Training pipeline: V1 through V9

This page documents the full student lineage — nine training iterations across two backbone architectures, three dataset mixtures, and two loss formulations. It is written as a story, not a changelog, because the decisions make no sense without the context that produced them.

Per-version detail: every version below has a dedicated page with architecture, results, and a verdict. See the model lineage index for the full set, or jump to a specific version: V1 · V2 · V3 · V4 · V5 · V6 · V7 · V8 · V9.

The problem

We need a small network that takes an RGB image and outputs:

Dense metric depth (240×320, meters)
6-class semantic segmentation (floor, wall, glass, person, furniture, other)

The depth output will fuse with whatever ToF pixels survived hardware failure. The segmentation output will modulate costmap inflation (glass gets wider berth than wall). Both heads share a single encoder — we cannot afford two networks on a Jetson Orin Nano at 30 FPS.

Teacher ensemble

Training labels come from three foundation models, none of which run at real time on embedded hardware:

Teacher	What it produces	Speed on HPC (A100)
DA3-Metric-Large	Dense metric depth from RGB; scale comes from `focal · raw / 300`	~12 FPS
YOLOv8-Large	Bounding boxes for person, furniture, background	~30 FPS
SAM2-Large	Instance masks from YOLO-prompted boxes; fused with geometric floor/wall/glass heuristics	~5 FPS

The teacher pipeline runs on NYU HPC via SLURM. Per-frame outputs are written to $SCRATCH/nyu_teacher_data/ and linked into a manifest.jsonl that the training script reads.

The loss function

The depth head trains on a hybrid target: for each pixel, if the ToF sensor reports valid depth above a confidence threshold, the target is the ToF reading.

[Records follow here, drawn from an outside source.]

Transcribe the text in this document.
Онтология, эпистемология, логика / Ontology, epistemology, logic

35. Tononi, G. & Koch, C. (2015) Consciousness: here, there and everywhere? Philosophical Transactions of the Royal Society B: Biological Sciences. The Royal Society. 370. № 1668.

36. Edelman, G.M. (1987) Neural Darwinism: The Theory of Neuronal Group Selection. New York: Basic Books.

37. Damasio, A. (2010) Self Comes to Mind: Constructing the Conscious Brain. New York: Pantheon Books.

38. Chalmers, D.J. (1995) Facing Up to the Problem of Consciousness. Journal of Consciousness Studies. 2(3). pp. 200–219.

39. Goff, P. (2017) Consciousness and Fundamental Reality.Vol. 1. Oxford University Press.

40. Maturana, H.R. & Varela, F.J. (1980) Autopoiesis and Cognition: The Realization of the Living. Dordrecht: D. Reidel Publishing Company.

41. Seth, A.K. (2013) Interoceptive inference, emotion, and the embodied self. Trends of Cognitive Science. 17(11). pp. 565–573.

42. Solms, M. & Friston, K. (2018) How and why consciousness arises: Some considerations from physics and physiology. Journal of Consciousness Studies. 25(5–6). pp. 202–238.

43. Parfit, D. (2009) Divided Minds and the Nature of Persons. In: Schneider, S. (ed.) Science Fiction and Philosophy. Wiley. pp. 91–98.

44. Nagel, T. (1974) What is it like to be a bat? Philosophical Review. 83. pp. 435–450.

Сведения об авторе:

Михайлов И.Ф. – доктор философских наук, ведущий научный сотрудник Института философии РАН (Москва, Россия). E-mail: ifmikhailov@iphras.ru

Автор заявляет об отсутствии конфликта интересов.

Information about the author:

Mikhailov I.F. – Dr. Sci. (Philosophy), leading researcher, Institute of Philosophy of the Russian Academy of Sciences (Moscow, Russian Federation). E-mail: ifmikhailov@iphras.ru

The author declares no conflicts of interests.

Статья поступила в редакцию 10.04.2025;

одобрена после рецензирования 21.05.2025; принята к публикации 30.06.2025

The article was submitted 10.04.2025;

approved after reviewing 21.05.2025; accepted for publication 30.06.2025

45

Otherwise, the target is the DA3-Metric-Large prediction. This is not a design choice made for convenience — it mirrors the runtime fusion policy exactly. The student learns to predict what the fused output should look like, not what either sensor alone reports.

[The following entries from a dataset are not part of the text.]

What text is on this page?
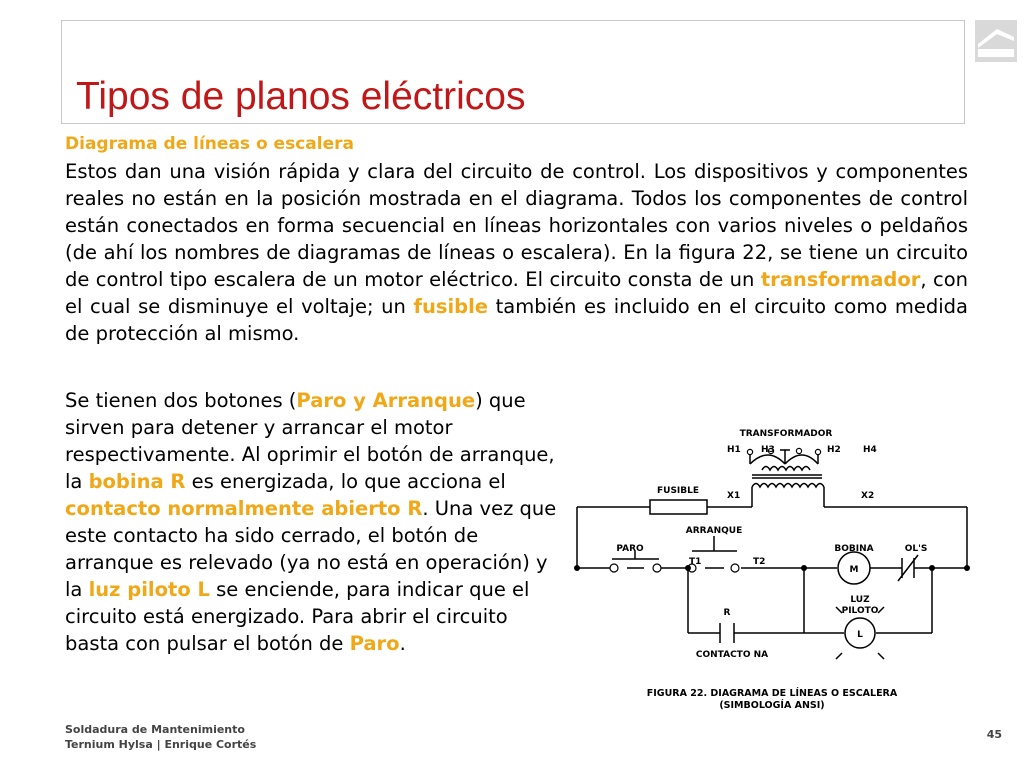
Tipos de planos eléctricos
Diagrama de líneas o escalera

Estos dan una visión rápida y clara del circuito de control. Los dispositivos y componentes reales no están en la posición mostrada en el diagrama. Todos los componentes de control están conectados en forma secuencial en líneas horizontales con varios niveles o peldaños (de ahí los nombres de diagramas de líneas o escalera). En la figura 22, se tiene un circuito de control tipo escalera de un motor eléctrico. El circuito consta de un transformador, con el cual se disminuye el voltaje; un fusible también es incluido en el circuito como medida de protección al mismo.

Se tienen dos botones (Paro y Arranque) que sirven para detener y arrancar el motor respectivamente. Al oprimir el botón de arranque, la bobina R es energizada, lo que acciona el contacto normalmente abierto R. Una vez que este contacto ha sido cerrado, el botón de arranque es relevado (ya no está en operación) y la luz piloto L se enciende, para indicar que el circuito está energizado. Para abrir el circuito basta con pulsar el botón de Paro.

TRANSFORMADOR
H1 H3	H2 H4
X1	X2
FUSIBLE
ARRANQUE
PARO
T1	T2
BOBINA	OL'S
M
R
LUZ
PILOTO
L
CONTACTO NA
FIGURA 22. DIAGRAMA DE LÍNEAS O ESCALERA
(SIMBOLOGÍA ANSI)
Soldadura de Mantenimiento
Ternium Hylsa | Enrique Cortés
45
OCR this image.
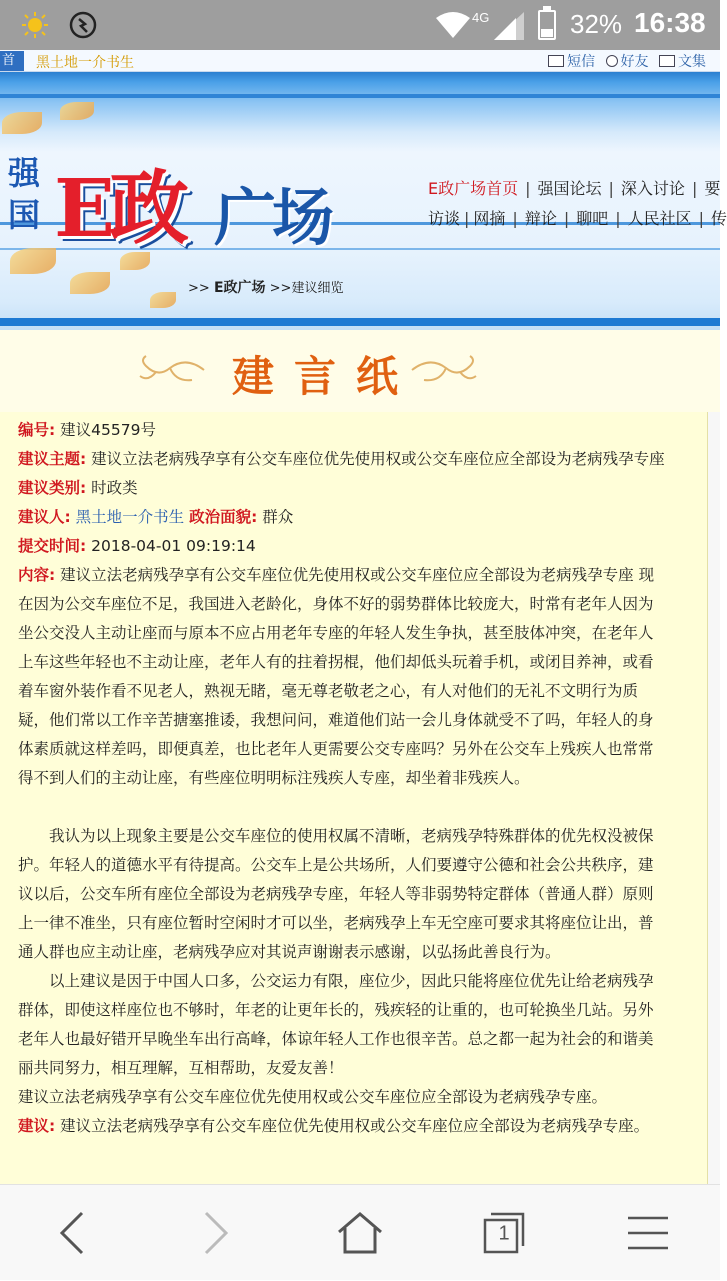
4G	32% 16:38
首	黑土地一介书生	短信 好友 文集
强
国 E政 广场	E政广场首页 | 强国论坛 | 深入讨论 | 要
访谈 | 网摘 | 辩论 | 聊吧 | 人民社区 | 传
>> E政广场 >>建议细览
建言纸
编号: 建议45579号
建议主题: 建议立法老病残孕享有公交车座位优先使用权或公交车座位应全部设为老病残孕专座
建议类别: 时政类
建议人: 黑土地一介书生 政治面貌: 群众
提交时间: 2018-04-01 09:19:14
内容: 建议立法老病残孕享有公交车座位优先使用权或公交车座位应全部设为老病残孕专座 现在因为公交车座位不足，我国进入老龄化，身体不好的弱势群体比较庞大，时常有老年人因为坐公交没人主动让座而与原本不应占用老年专座的年轻人发生争执，甚至肢体冲突，在老年人上车这些年轻也不主动让座，老年人有的拄着拐棍，他们却低头玩着手机，或闭目养神，或看着车窗外装作看不见老人，熟视无睹，毫无尊老敬老之心，有人对他们的无礼不文明行为质疑，他们常以工作辛苦搪塞推诿，我想问问，难道他们站一会儿身体就受不了吗，年轻人的身体素质就这样差吗，即便真差，也比老年人更需要公交专座吗？另外在公交车上残疾人也常常得不到人们的主动让座，有些座位明明标注残疾人专座，却坐着非残疾人。
　　我认为以上现象主要是公交车座位的使用权属不清晰，老病残孕特殊群体的优先权没被保护。年轻人的道德水平有待提高。公交车上是公共场所，人们要遵守公德和社会公共秩序，建议以后，公交车所有座位全部设为老病残孕专座，年轻人等非弱势特定群体（普通人群）原则上一律不准坐，只有座位暂时空闲时才可以坐，老病残孕上车无空座可要求其将座位让出，普通人群也应主动让座，老病残孕应对其说声谢谢表示感谢，以弘扬此善良行为。
　　以上建议是因于中国人口多，公交运力有限，座位少，因此只能将座位优先让给老病残孕群体，即使这样座位也不够时，年老的让更年长的，残疾轻的让重的，也可轮换坐几站。另外老年人也最好错开早晚坐车出行高峰，体谅年轻人工作也很辛苦。总之都一起为社会的和谐美丽共同努力，相互理解，互相帮助，友爱友善！
建议立法老病残孕享有公交车座位优先使用权或公交车座位应全部设为老病残孕专座。
建议: 建议立法老病残孕享有公交车座位优先使用权或公交车座位应全部设为老病残孕专座。
1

The full loss (from models/losses.py):

\[\mathcal{L} = w_d \cdot \text{berHu}(d_{pred}, d_{target}) + w_s \cdot \text{CE}(s_{pred}, s_{target}) + w_e \cdot \text{EdgeSmooth}(d_{pred}, I_{rgb})\]

where $w_d, w_s, w_e$ are either fixed or learned via Kendall uncertainty weighting (V3+). The berHu loss transitions from L1 to L2 at the 80th percentile of the per-batch residual — punishes small errors linearly and large errors quadratically.

V1: initial distillation baseline

Backbone: MobileNetV3-Small. Teacher: DA2-Large.

RMSE on NYU val: 75.37 m. Not a typo.

DA2 outputs relative depth — values in [0, 1] with no metric scale. The training loop expected metric depth in meters. Every prediction was off by orders of magnitude. The model learned to predict normalized values, and the RMSE metric computed the gap against meter-scale targets.

The fix was not complicated: switch to DA3-Metric-Large, which has a proper scale anchor. But the lesson was important — relative depth models need an explicit alignment step before you can use them as supervision.

V2: loss-weighting diagnostic

Experiments with Kendall uncertainty clamping on V1’s architecture. The backbone was still MobileNetV3-Small with DA2 targets. Not a useful result — just confirming that loss weighting cannot fix fundamentally wrong supervision.

V3: recipe rewrite with metric-scale teacher

Backbone: MobileNetV3-Small. Teacher: DA3-Large.

Changes from V1: berHu loss (replaces MSE), Kendall uncertainty weighting (learns task weights), two-LR optimizer (backbone and decoders at different rates).

NYU RMSE: 1.160 m.

This was the first iteration where the numbers started to make physical sense. A meter-scale error on indoor depth (typical range 1–6 m) is meaningful but not great. The model was underfitting — MobileNetV3-Small’s encoder did not have enough capacity to capture the spatial structure the depth head needed.